Is irreversibility ever useful? Wouldn't some amount of discarded bits make it harder for an adversary to infer the state?
If something is irreversible then it's not 1 to 1 and you don't use the whole state space, so you'll likely have short cycles.
Second part, again yes. But you can add that useful irreversible transform in the finalization of the output, and not in the state transform itself.
I'm self taught so my understanding and terminology may not mesh with the people who have been taught this.
You mentioned the lack of cryptanalysis; there is also the lack of rounds (which prevents researchers from breaking partial versions to ease their study, and allows setting a security margin).
That said, I'm not up to date on the speed of CSPRNGs so maybe they're already there.
(I speak cantonese, though, so maybe mandarin speakers wouldn't fall in this trap)
SHISHUA is a strong design, suitable for many use-cases.
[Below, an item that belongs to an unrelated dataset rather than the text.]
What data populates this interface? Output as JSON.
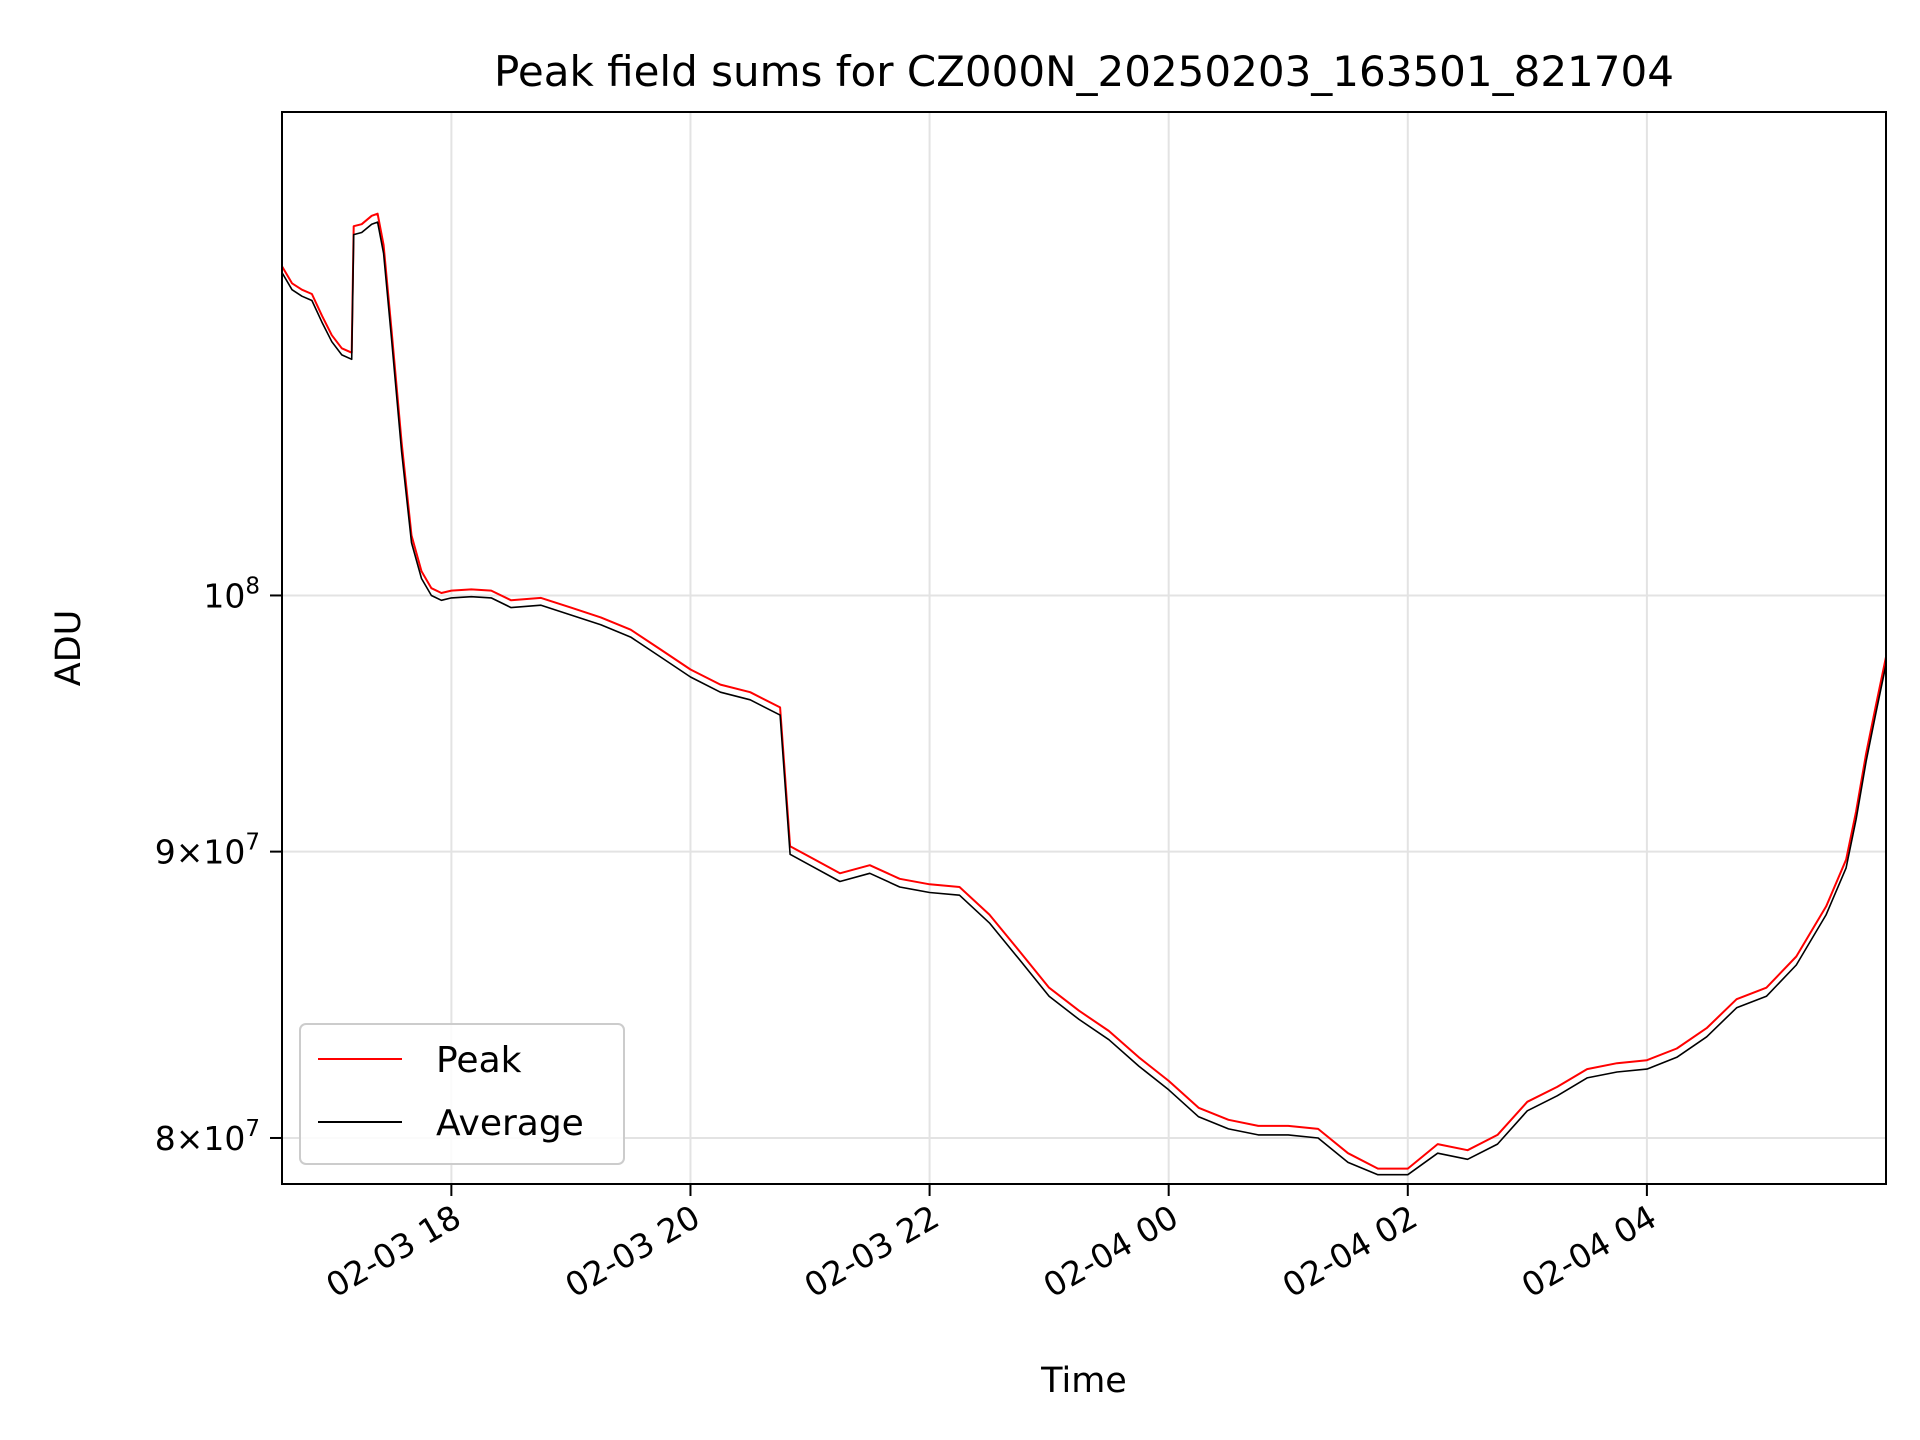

But the decision of which PRNG is right for you depends on platform, context, comfort, and ease of access.
If you are making a simple video game, it might be fine to just use your standard library; or to write one of the simple ones that you memorized and that don’t have too terrible an output.
If your video game has more severe stakes, if it is the backbone of a virtual economy in a massively multiplayer game where servers feed on a large amount of randomness that needs high quality to ensure players don’t find flaws and abuse the system for their own gain, maybe SHISHUA is right for you.
If you are targeting a platform that does not support 64-bit computation, SHISHUA can’t do it well, and other PRNGs such as sfc32 can be good there.
If you are working on machine learning that feeds on heaps of randomness over the course of months of computation, and that need quality to ensure an unbiased, even learning, SHISHUA can be right for you.
There was a neat article recently that contrasted a large number of PRNGs for use on video games, in particular on consoles: https://rhet.dev/wheel/rng-battle-royale-47-prngs-9-consoles...
It is before the publication of SHISHUA, but the insights there are interesting.